La startup di Avi Schiffmann rilancia Friend 2.0, il suo wearable AI, evolvendo da un amuleto digitale contro la solitudine a un confidente incarnato. Il dispositivo integra ora una voce personalizzata e un altoparlante, promettendo una personalità coerente e interattiva. Questa trasformazione è accompagnata da un significativo aumento di prezzo, che solleva interrogativi sulla sua accessibilità e sul posizionamento nel mercato dei dispositivi indossabili intelligenti.
Friend 2.0: dalla chat alla voce
Due anni fa, Avi Schiffmann lanciò Friend come wearable AI per interagire tramite messaggi di testo.
Oggi, Friend 2.0 introduce una voce integrata grazie a uno speaker incorporato, capace di proiettare una personalità unica e coerente. Il nuovo spot pubblicitario mostra il dispositivo offrire supporto emotivo, come a una donna che discute della sua ex-fidanzata o a un uomo che parla delle sue ambizioni cinematografiche. L'intento è consolidare Friend come un compagno emotivo, superando la mera funzione di assistente.
Prezzo raddoppiato: da 99 a 249 dollari
Il costo della nuova versione di Friend è fissato a 249 dollari, un incremento notevole rispetto ai 99 dollari del lancio iniziale. Questo aumento riflette l'integrazione di nuove tecnologie hardware e un riposizionamento del prodotto. Friend si propone ora come un dispositivo di lifestyle premium, puntando su un valore percepito superiore legato all'esperienza emotiva.

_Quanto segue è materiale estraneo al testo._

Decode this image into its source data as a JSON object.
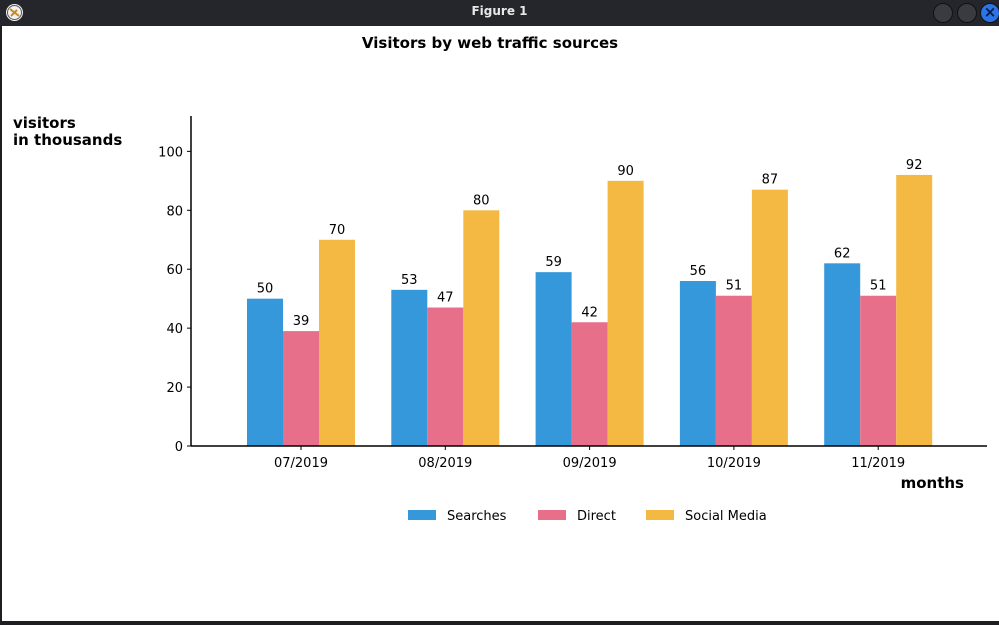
{
  "window": {
    "title": "Figure 1"
  },
  "chart_data": {
    "type": "bar",
    "title": "Visitors by web traffic sources",
    "xlabel": "months",
    "ylabel": "visitors\nin thousands",
    "categories": [
      "07/2019",
      "08/2019",
      "09/2019",
      "10/2019",
      "11/2019"
    ],
    "series": [
      {
        "name": "Searches",
        "color": "#3498db",
        "values": [
          50,
          53,
          59,
          56,
          62
        ]
      },
      {
        "name": "Direct",
        "color": "#e86f89",
        "values": [
          39,
          47,
          42,
          51,
          51
        ]
      },
      {
        "name": "Social Media",
        "color": "#f4b942",
        "values": [
          70,
          80,
          90,
          87,
          92
        ]
      }
    ],
    "ylim": [
      0,
      112
    ],
    "yticks": [
      0,
      20,
      40,
      60,
      80,
      100
    ],
    "grid": false,
    "legend": "bottom-center"
  }
}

Un confidente, non un assistente o amante
Avi Schiffmann descrive Friend con ambiguità: "una sorta di confidente, amico, Dio", ma chiarisce che "non è un assistente, e non è un amante". Questa definizione sottolinea l'ambizione del wearable di creare una relazione emotiva profonda e indiretta, distaccandosi dalle logiche di utilità e avvicinandosi a un'entità empatica quasi spirituale, fornendo supporto senza le implicazioni di un rapporto umano.
Il panorama dei wearable AI: tra fallimenti e speranze
Il rilancio di Friend avviene in un contesto in cui la maggior parte dei wearable AI ha faticato a imporsi. L'esempio più noto è l'AI Pin di Humane Inc., che mirava a sostituire lo smartphone. Lanciato a 700 dollari, ha cessato le attività in meno di un anno per scarse vendite e problemi tecnici (surriscaldamento, batteria), venendo poi acquisito.

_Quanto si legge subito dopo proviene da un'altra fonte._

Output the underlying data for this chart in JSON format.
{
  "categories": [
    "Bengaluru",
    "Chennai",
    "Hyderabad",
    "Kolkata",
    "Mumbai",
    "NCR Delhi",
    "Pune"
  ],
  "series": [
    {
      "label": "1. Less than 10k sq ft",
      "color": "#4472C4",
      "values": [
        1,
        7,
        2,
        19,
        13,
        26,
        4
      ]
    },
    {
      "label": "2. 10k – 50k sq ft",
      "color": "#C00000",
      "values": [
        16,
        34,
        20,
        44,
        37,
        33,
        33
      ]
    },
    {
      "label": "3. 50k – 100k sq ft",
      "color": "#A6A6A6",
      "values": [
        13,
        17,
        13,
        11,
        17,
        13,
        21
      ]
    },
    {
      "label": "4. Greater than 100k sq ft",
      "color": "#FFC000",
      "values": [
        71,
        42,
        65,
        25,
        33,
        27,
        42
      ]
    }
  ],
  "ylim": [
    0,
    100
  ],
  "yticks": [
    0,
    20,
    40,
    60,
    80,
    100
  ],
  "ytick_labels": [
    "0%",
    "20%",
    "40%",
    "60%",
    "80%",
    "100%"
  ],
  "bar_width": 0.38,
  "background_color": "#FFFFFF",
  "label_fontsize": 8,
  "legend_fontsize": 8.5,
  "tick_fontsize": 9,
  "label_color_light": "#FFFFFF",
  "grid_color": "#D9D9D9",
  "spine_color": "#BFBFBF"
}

Il suo fallimento ha evidenziato limiti di affidabilità e un modello di business non sostenibile. Nonostante ciò, nuovi progetti come il Looki L1, presentato al Mobile World Congress 2026, suggeriscono un rinnovato interesse nel settore, sebbene senza ancora successi commerciali dimostrati.

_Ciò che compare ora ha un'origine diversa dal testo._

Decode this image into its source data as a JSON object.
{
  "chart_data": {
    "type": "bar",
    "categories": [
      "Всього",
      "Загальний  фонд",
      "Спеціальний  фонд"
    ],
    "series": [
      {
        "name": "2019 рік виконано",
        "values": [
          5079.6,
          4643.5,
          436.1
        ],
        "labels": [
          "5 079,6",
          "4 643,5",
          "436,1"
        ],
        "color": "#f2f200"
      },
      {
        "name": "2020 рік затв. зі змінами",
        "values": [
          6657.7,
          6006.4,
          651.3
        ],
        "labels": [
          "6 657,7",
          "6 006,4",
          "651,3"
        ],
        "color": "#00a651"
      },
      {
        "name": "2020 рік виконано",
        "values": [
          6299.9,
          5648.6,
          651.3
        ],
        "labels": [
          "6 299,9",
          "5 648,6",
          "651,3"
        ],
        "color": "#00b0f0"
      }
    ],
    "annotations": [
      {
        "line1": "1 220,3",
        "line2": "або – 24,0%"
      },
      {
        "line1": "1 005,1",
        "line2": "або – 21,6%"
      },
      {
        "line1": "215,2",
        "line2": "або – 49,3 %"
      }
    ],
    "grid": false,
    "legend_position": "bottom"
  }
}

Strategie future e lezioni apprese
La strategia di Friend 2.0 si concentra sul valore emotivo per giustificare il prezzo premium. Dovrà però convincere il pubblico della sua autenticità, privacy e consistenza dell'esperienza. Le aziende che hanno fallito, come Humane, hanno spesso puntato troppo sulla novità tecnica, trascurando affidabilità e valore percepito. Per Friend 2.0, la sfida sarà evitare questi errori, costruendo un racconto coerente basato su privacy trasparente, un valore percepito stabile e miglioramenti tangibili nella prossimità emotiva, senza scadere in un banale assistente vocale. Il successo dipenderà dalla sua capacità di integrarsi genuinamente nella vita delle persone, offrendo un supporto significativo senza apparire vuoto o artificiale.